I've got
$2x+4=2x\lambda$ , $2y-4=2y\lambda$
$\lambda =\frac{x+2}{x}$, $\lambda=\frac{y-2}{y}$
$\frac{x+2}{x}=\frac{y-2}{y}$
$(\frac{x+2}{x})^2+(\frac{y-2}{y})^2$ = 9 //based on another that just used equals the right hand side number like this
and $ x^2+4x+y^2-4y=1$ which didn't get me anywhere.
Also tried
$\frac{y-2}{y}=\frac{x+2}{x}=1+\frac{2}{x}$
$\frac{-2}{y}=\frac{2}{x}$
$(\frac{-2}{y})^2+(\frac{2}{x})^2=9$
The answer are min at (-2, 2) and max at $(\frac{3}{ \sqrt{2}} \frac{-3}{ \sqrt{2}})$
I can kinda of see where you could get the first point from the second thing I tried but no clue about the second point.
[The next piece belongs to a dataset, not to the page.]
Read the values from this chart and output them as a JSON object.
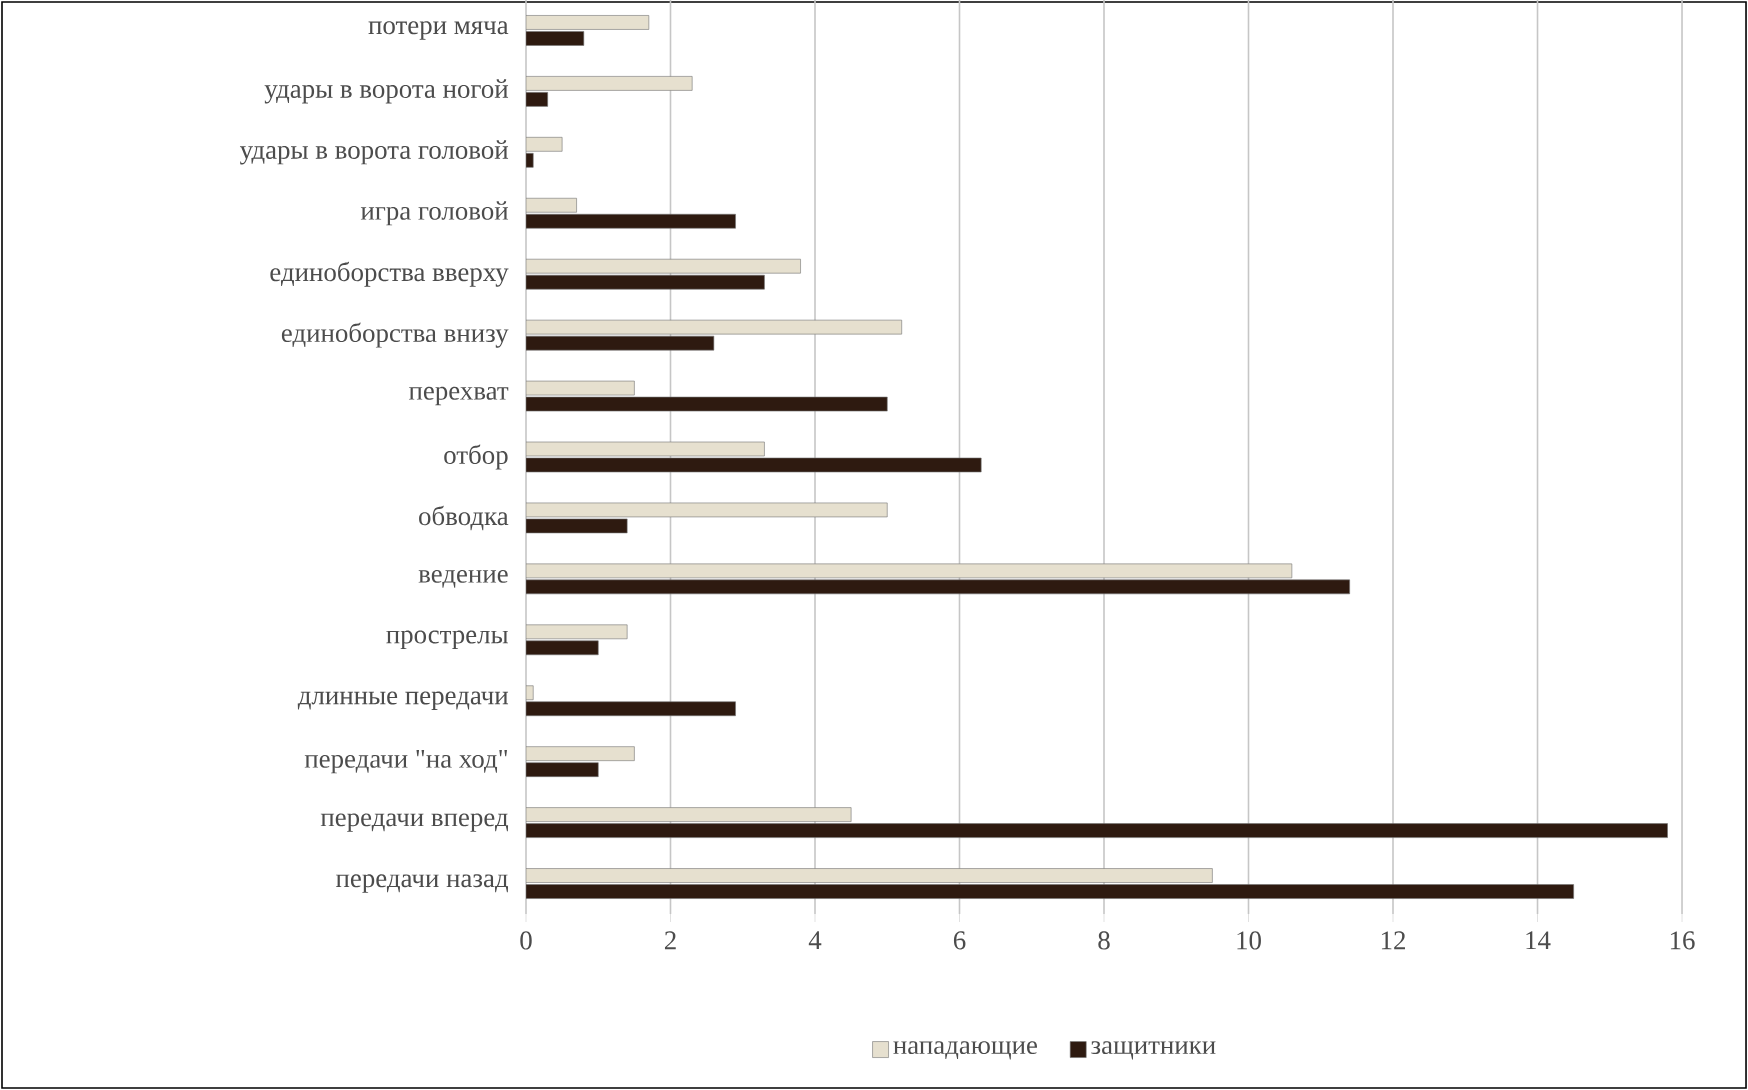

Just because you have found that
$\frac{x+2}{x}=\frac{y-2}{y}$ doesn't mean that $x = \frac{x+2}{x}$ and you can plug it into your equation $x^2 + y^2 = 9$
$x = \frac {-2}{1-\lambda}, y = \frac {2}{1-\lambda}$
And plug that into:
$x^2 + y^2 \le 9\\ (-2)^2 + 2^2 \le 9 (1-\lambda)^2\\ 0\ge 1-\lambda\le \frac {\sqrt {8}}{3}$
Now before applying calculus, it should be clear: $f(x) = (x+2)^2 + (y-2)^2 - 8$
$f(x)$ is the square of the distance from the point (-2,2) less a constant.
The absolute minimum is at $(-2,2)$
The maximal distance from the point, inside the disk, is on the boundary of the disk, straight across from the center of the disk.